Führen Sie dann den Befehl ZG aus, um das Experiment zu starten. In dieser Abbildung können die Ergebnisse der Relaxationsdispersionsprofile beobachtet werden, die für jeden Peak im Wasserstoffstickstoff-15-Trosy-Spektrum erfasst wurden. Aus den erworbenen Relaxationsdispersionsprofilen ist es möglich, den Austauschbeitrag zur Stickstoff-15-Querrelaxation jeder Backbone-AMI-Gruppe abzuschätzen.
Durch die Darstellung der Querrelaxation auf der 3D-Struktur des untersuchten Proteins ist es möglich, die strukturellen Regionen, die sich einem Bestätigungsaustausch auf der Mikrosekunden-Millisekunden-Zeitskala unterziehen, zu identifizieren.

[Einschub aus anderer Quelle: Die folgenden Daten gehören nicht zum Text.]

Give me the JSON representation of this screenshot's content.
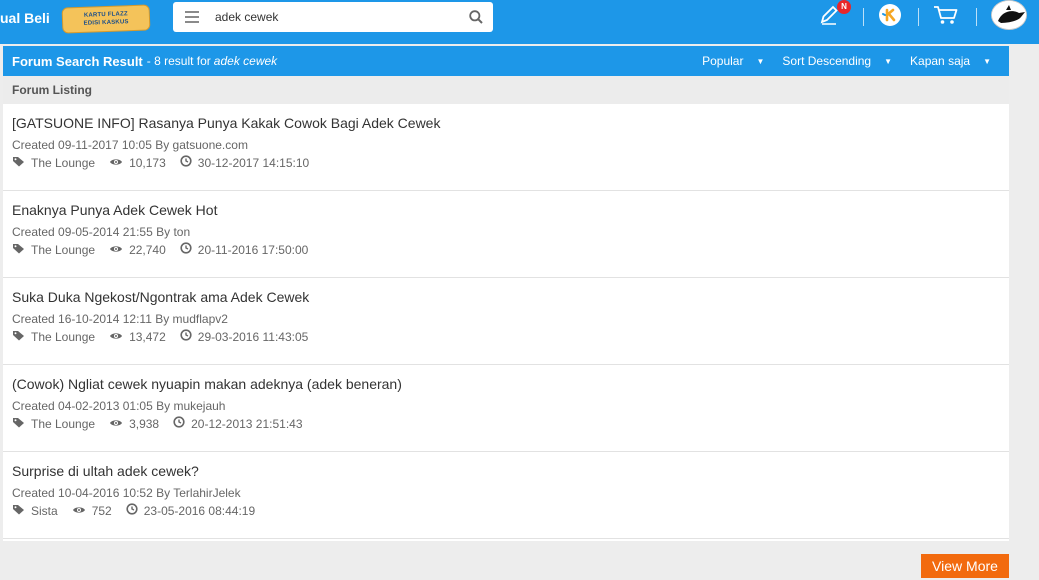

Die Modellierung der Relaxationsdispersionskurven mit den Carver-Richards-Gleichungen liefert die thermodynamischen und kinetischen Parameter des Austauschprozesses, wie die fraktionierten Populationen der Gleichgewichtszustände und die Wechselkursrate zwischen diesen Zuständen. Die Temperaturabhängigkeit dieser thermodynamischen und kinetischen Parameter kann dann mit den van't Hoff- bzw. I-Ring-Gleichungen modelliert werden, um detaillierte Informationen über die Energetik des Bestätigungsaustauschs zu erhalten.
Es ist entscheidend, alle Erfassungsparameter, insbesondere P7, sorgfältig zu optimieren. Es ist auch wichtig, hochreine und homogene Proben herzustellen, um falsche Dispersionen zu vermeiden. Die kinetischen, thermodynamischen und chemischen Chipparameter, die mit diesem Protokoll erhalten werden, können verwendet werden, um energetische und strukturelle Informationen über die Spezies abzuleiten, die den Bestätigungsaustausch durchlaufen. Die Charakterisierung der mit CPMG-Methoden gewonnenen Proteinbestätigungsdynamik liefert entscheidende Informationen zum Verständnis von Signalen und enzymatischer Aktivität sowie neue Perspektiven für das Wirkstoffdesign.